Tapi, sampai bulan ini ia belum menerima kabar dari Sudan, kapan dan di mana 10
pakar itu akan bertemu. Setelah mereka bertemu, lembaga ini baru bisa
merencanakan langkah jangka pendek dan panjang, serta melakukan aktifitas lain.
Dalam pertemuan dengan 10 pakar itu, Nabilah akan membawakan makalah
mengenai rendahnya minat ilmuwan muslimah melakukan penelitian. “Apa salahnya
karya milik sendiri diterjemahkan ke dalam bahasa Inggris, atau menerjemahkan
karya-karya orang lain ke dalam bahasa Inggris. Sebab, kebanyakan ilmuwan bisa
lebih mengerti bahasa Inggris ketimbang bahasa asing lain,” kata Nabilah yang
maih aktif sebagai Dewan Pakar di Ikatan Cendikiawan Muslim Indonesia ini. Ia
berharap dalam periode kepemimpinannya kaum muslimah dunia mampu berbuat
sesuatu yang lebih menonjol, mampu memecahkan masalah-masalah yang dihadapi
kaum perempuan, khususnya di negara-negara sedang berkembang.
Arab, Inggris, Indonesia
Sebelum menjadi ketua umum lembaga tersebut, Nabilah menjadi ketua untuk
cabang Indonesia (2000-2003). Ketika itu ia menghimpun para pakar muslimah
berbagai disiplin ilmu untuk berbuat sesuatu. Misalnya, melakukan diskusi dan
seminar tentang segala permasalahan kaum muslimah dan memecahkan solusinya.

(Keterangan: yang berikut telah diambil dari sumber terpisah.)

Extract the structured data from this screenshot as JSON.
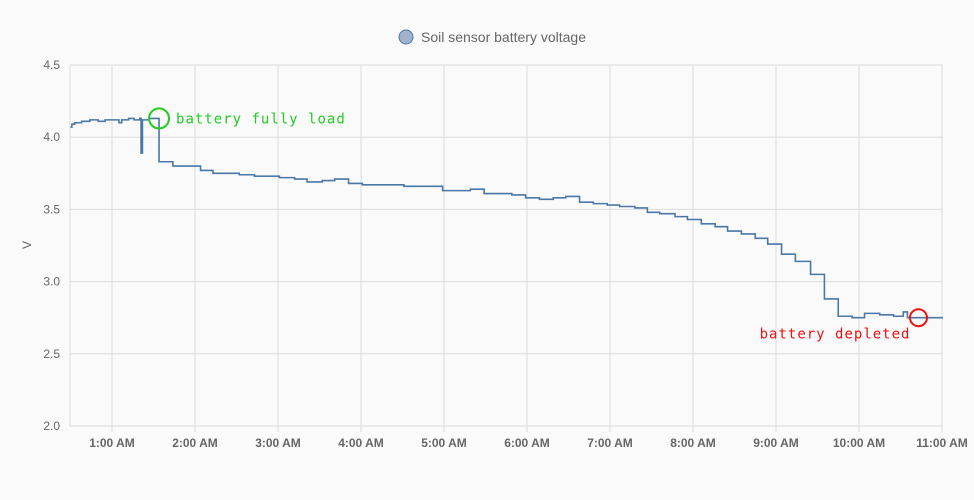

Selain itu menerbitkan dan menerjemahkan karya-karya ilmiah dalam bahasa Arab,
Inggris, dan Indonesia. “Selama ini saya dianggap sudah banyak berbuat, padahal
saya merasa belum apa-apa. Mungkin mereka membandingkan kepemimpinan saya
dengan ketua sebelumnya dari Maroko yang tidak banyak berbuat,” katanya
merendah.
Karena itu saat ditunjuk sebagai Ketua MIMS cabang Indonesia, ia mengajak
kawan-kawannya di daerah untuk turun secara langsung ke masyarakat. Meski
sejatinya ilmuwan hanya bertugas merencanakan dan membuat strategi serta
memberikan jalan keluar. Tak heran, bila anggotanya kini terus meningkat.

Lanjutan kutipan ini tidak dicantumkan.